The Cyrus Cylinder

The Cyrus Cylinder is one of the worlds most important written artefacts.

It is remarkable for a number of reasons;

  • It is a clay ovoid cylinder, covered in Babylonian cuneiform writing.
  • Cuneiform writing is probably one of the earliest written languages.
  • It was written 600 years BC
  • It describes an carries an account of how Persian king Cyrus conquered Babylon in 539 B.C. and restored people held captive to their homelands.
  • This is a description of an event that allowed Jews back into Jerusalem and gave them back their right to freedom of worship.
  • The writing on the cylinder has been used to explore the historical content of the Bible and other religious works
  • The writings have political and social resonance in the modern world.
  • It is described as the first bill of human rights.
The Cyrus Cylinder

The Cyrus Cylinder

Cyrus The Great Cyrus was the first Achaemenian Emperor of Persia, who after his victory defeating the Babylonian ruler Nabonidus,  issued a decree on his aims and policies, later hailed as his charter of the rights of nations. He advanced the ideas of multiculturalism.

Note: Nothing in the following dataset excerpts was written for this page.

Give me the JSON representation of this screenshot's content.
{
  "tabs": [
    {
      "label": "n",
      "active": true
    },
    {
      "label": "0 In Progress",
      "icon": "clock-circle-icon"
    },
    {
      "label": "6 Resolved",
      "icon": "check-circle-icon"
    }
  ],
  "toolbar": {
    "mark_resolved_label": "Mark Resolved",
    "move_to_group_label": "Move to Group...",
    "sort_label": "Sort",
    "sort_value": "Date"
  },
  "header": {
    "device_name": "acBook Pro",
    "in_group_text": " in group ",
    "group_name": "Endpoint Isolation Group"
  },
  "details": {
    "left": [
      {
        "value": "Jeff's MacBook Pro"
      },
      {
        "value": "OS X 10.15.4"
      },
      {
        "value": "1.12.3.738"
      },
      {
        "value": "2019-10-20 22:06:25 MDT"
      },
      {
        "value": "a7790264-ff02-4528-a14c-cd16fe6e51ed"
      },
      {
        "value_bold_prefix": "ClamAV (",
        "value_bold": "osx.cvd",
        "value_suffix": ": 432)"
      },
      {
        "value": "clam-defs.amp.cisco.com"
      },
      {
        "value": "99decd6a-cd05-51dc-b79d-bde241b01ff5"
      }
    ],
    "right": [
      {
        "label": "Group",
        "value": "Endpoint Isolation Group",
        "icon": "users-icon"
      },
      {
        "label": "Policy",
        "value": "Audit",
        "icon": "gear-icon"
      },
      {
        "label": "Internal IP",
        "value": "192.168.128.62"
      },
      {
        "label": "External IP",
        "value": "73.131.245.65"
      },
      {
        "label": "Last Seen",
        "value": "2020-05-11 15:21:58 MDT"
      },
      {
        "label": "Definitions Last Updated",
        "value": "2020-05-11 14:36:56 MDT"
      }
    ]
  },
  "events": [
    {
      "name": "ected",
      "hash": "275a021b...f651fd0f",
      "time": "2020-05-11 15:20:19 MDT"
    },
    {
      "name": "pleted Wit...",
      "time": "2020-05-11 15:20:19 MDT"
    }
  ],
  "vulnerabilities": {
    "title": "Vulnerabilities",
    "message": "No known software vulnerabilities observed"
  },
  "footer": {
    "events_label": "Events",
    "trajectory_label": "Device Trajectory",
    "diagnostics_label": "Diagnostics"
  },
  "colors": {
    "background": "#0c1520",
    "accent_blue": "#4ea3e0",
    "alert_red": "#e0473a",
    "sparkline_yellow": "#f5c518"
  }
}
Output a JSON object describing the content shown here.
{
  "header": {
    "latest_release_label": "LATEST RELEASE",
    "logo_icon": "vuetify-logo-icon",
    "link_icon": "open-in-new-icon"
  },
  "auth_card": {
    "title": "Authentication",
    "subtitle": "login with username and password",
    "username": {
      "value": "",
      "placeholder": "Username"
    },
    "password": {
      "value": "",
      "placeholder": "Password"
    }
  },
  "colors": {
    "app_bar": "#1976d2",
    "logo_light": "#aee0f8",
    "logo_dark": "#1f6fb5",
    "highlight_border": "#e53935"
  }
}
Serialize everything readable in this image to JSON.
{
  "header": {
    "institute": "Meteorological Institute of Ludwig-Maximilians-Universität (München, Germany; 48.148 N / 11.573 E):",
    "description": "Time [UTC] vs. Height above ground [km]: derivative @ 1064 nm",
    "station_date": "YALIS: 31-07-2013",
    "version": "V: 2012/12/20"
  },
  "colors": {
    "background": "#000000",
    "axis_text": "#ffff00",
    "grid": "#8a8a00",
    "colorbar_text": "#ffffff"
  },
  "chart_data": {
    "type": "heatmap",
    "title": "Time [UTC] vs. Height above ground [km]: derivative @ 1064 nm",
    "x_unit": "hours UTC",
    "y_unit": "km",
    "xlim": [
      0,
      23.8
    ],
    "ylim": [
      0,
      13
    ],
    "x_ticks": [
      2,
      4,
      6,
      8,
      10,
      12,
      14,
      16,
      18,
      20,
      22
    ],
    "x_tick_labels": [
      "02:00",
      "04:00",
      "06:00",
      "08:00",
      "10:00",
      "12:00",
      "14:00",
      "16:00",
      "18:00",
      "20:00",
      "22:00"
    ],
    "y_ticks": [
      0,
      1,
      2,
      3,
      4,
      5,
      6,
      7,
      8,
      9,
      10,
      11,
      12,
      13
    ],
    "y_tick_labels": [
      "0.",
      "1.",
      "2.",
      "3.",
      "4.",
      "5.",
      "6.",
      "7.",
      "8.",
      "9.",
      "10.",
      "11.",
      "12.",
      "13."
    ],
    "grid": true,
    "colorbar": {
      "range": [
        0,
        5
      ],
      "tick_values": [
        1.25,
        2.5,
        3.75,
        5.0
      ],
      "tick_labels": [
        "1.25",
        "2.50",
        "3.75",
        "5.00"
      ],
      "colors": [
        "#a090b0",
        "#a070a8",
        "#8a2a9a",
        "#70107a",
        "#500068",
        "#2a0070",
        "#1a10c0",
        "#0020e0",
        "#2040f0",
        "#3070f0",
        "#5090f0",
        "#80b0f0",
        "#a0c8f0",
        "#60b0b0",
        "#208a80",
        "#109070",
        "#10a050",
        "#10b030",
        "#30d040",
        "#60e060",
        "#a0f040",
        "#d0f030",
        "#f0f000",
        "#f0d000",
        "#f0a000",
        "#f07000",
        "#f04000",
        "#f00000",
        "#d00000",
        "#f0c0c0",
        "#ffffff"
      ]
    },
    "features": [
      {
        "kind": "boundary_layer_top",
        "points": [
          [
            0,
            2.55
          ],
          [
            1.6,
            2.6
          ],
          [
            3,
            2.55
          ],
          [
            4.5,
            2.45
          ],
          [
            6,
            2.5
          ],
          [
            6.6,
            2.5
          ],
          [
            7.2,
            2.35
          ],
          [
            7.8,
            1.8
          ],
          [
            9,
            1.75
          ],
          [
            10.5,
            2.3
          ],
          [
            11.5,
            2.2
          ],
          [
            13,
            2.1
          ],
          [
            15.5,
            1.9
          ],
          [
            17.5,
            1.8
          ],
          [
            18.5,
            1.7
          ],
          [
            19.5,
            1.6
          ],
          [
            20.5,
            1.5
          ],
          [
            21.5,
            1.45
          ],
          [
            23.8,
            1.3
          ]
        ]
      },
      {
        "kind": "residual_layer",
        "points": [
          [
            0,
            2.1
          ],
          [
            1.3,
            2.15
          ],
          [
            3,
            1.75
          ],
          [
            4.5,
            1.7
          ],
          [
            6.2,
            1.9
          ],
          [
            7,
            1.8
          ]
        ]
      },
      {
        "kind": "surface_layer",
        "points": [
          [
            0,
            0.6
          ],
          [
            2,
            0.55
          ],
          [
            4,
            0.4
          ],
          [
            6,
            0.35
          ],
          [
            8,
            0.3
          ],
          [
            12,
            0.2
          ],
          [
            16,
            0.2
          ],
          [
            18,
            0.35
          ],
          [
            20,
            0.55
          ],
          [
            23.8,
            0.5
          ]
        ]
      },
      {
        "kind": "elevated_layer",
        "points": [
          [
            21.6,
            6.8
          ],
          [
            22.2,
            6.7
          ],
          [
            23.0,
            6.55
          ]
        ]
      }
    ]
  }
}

He recognized that ruling over an Empire made up of many different lands, that religious and cultural tolerance were a prerequisite to stability, growth and well being among people.

  • When he founded Persia, he did so by uniting the two original Iranian Tribes, the Medes and the Persians and formed his first government by including men from both tribes.
  • When he allowed 40,000 Jews to leave Babylon and return to Palestine, they heralded him as  ‘the annointed of the Lord’.

He achieved what few have since, to unite an Empire from a standpoint of tolerance of religion, culture and language and that is why the Cyrus Cylinder is such an important artefact today as it was 2,600 years ago.

Cyrus The Great and the writing on the Cyrus Cylinder has influenced many rulers over time, including Thomas Jefferson, when he created the Declaration of Independence.

The cylinder now resides in the British Museum in London but is currently on tour in America, visiting the  Museum of Fine Arts in Houston, the Metropolitan Museum of Art in New York, the Asian Art Museum in San Francisco and the J. Paul Getty Museum at the Getty Villa in Los Angeles.